The St. Jude investigators discovered that in mice the p107 gene is active before birth in the cells that are fated to produce the mature retina. This gene ensures that the retinal cells stop multiplying at the proper time during development of this tissue. The Rb gene is expressed after birth in actively multiplying retinal cells.

The study showed that if gene mutations knock out both p107 and Rb, the mice are at high risk of developing retinoblastoma. But if only p107 is knocked out, Rb can make up for that loss and prevent retinoblastoma; and if Rb is knocked out, p107 becomes more active to make up for that loss.

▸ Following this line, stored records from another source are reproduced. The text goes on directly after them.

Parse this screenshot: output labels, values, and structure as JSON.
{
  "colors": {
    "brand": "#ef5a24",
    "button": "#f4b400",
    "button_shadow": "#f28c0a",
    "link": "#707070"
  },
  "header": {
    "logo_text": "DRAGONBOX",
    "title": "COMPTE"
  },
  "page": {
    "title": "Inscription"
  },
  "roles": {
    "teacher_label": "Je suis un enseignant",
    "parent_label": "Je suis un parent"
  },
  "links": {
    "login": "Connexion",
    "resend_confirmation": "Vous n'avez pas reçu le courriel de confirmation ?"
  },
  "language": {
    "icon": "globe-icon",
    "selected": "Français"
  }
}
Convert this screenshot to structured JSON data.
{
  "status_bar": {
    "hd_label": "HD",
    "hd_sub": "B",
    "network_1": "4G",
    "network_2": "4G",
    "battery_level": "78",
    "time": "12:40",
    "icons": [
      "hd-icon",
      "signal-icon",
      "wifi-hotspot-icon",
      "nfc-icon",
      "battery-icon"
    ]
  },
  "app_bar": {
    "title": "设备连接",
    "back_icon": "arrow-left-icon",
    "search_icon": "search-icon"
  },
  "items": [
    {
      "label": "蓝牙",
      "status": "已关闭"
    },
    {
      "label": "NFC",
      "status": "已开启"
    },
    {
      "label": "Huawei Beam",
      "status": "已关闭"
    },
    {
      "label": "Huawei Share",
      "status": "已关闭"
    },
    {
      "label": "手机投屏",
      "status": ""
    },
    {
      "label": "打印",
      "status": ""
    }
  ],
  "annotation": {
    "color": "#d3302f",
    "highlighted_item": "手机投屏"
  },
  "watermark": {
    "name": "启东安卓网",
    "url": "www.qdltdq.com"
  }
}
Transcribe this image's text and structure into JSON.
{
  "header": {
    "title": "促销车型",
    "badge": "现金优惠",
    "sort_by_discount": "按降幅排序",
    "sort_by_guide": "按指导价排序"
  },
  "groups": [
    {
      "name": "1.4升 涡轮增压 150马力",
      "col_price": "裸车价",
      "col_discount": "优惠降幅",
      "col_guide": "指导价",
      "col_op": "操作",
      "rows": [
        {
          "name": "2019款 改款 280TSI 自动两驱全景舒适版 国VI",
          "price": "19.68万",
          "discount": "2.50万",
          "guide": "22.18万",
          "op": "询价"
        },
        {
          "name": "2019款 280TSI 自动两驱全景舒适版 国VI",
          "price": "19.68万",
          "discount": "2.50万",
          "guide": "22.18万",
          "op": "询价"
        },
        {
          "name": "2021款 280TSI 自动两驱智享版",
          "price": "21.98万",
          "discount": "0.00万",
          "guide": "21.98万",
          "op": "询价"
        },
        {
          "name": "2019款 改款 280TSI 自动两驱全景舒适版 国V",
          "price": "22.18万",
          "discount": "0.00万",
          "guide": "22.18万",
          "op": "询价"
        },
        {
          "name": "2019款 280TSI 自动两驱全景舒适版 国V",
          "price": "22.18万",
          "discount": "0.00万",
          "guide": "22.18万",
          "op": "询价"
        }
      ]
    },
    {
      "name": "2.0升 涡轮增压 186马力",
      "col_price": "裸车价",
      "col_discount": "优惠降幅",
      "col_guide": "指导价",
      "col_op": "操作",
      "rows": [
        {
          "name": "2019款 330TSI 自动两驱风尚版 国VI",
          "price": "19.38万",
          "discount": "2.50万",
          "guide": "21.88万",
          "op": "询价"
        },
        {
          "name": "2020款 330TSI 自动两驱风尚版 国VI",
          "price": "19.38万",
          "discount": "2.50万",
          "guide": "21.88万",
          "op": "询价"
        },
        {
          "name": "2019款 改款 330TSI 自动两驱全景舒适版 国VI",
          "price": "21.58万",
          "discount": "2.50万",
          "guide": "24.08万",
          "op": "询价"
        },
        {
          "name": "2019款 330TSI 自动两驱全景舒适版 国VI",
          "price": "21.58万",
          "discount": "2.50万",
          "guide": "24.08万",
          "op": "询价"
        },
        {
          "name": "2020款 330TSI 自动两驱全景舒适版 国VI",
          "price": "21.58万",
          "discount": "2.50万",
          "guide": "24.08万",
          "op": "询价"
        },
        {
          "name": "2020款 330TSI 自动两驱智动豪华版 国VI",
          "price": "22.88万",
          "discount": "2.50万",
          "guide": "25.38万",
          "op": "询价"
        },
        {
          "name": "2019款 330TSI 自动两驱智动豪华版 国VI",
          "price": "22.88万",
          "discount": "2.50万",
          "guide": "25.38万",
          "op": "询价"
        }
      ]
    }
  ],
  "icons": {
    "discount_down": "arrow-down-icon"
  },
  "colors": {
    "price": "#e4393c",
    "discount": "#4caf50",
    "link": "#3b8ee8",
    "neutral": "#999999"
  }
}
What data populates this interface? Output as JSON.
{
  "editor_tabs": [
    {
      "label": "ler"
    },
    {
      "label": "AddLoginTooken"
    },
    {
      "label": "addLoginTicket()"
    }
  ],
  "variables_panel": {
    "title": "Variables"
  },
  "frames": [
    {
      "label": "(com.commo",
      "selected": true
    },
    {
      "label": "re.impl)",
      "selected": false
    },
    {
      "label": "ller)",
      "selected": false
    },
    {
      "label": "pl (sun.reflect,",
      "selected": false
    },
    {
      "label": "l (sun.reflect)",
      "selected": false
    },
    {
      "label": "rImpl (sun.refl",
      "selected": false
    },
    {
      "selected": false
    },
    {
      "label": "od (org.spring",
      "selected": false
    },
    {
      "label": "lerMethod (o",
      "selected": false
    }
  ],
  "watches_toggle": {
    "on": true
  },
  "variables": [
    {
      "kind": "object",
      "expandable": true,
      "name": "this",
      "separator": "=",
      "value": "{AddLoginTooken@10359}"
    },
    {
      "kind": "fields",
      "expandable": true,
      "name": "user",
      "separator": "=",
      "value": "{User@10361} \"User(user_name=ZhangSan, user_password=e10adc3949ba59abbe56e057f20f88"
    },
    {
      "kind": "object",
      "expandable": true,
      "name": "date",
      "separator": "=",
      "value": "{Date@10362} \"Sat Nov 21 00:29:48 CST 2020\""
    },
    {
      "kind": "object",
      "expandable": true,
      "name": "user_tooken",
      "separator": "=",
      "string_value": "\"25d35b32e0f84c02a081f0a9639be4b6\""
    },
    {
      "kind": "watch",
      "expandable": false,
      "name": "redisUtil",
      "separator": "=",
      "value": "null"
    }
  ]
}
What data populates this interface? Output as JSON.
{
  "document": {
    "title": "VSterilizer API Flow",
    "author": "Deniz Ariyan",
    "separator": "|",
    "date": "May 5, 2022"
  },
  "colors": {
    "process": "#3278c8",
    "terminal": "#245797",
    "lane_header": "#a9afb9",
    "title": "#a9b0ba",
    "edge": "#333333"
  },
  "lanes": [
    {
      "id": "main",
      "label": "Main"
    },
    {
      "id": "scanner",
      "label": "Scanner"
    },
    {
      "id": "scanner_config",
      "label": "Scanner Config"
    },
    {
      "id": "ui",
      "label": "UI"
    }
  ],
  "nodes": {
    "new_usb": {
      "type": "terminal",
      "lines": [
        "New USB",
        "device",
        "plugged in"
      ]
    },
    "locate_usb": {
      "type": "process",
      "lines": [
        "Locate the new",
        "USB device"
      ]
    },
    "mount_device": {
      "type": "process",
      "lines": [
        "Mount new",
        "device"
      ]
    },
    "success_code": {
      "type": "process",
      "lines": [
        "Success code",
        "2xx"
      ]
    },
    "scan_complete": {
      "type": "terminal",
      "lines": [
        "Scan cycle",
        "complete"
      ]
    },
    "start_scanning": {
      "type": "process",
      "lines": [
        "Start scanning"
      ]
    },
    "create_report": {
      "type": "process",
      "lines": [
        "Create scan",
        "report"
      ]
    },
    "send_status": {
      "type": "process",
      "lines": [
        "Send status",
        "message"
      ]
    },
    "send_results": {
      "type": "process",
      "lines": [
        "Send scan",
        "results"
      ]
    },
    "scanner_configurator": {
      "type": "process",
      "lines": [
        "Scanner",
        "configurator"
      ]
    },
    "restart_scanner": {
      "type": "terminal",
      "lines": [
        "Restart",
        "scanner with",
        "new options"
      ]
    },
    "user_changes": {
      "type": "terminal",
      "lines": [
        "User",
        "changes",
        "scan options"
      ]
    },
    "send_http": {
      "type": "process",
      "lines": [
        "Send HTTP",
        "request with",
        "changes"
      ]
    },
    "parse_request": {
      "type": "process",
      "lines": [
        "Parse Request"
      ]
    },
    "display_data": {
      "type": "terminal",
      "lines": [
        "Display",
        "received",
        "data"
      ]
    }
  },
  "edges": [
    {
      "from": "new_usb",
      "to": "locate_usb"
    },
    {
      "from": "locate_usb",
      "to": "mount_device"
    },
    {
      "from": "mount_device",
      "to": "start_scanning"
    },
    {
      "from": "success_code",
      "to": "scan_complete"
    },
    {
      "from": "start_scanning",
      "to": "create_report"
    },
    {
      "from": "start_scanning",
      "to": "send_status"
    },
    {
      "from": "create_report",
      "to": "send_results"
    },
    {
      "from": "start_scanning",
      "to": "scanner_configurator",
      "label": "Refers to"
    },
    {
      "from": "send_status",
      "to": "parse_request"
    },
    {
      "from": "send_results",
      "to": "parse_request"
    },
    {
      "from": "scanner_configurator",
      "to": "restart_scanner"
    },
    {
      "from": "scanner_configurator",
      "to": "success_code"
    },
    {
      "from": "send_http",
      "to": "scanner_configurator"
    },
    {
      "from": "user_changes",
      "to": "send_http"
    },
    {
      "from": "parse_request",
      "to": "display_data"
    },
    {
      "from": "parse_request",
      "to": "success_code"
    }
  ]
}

In the human retina, however, p107 is almost completely inactive, leaving RB1 to do most of the work. RB1 is the human equivalent of Rb in mice. Therefore, if RB1 suffers a mutation and becomes inactive, there is no backup gene in the human retina as there is in the mouse. The result: retinoblastoma.

"If we could figure out how to turn on the human p107 gene, it might be able to protect against retinoblastoma when RB1 is mutated," said Stacy Donovan, Ph.D., a postdoctoral fellow in the Department of Developmental Neurobiology at St. Jude.

"Studying mouse models of retinoblastoma might also let us discover which of the various types of cells in the retina becomes cancerous and causes retinoblastoma," added Brett Schweers, Ph.D., a postdoctoral fellow in the Department of Developmental Neurobiology at St. Jude. "Knowing which cell causes retinoblastoma would give researchers a specific target for a novel retinoblastoma drug."

Donovan and Schweers are the first and second authors respectively of the paper and contributed equally to the work. Michael Dyer, Ph.D., an associate member of the Department of Developmental Neurobiology at St. Jude is senior author of the paper.

This work was supported in part by the National Institutes of Health, Cancer Center Support from the National Cancer Institute, the American Cancer Society, ALSAC, the Pearle Vision Foundation and Research to Prevent Blindness.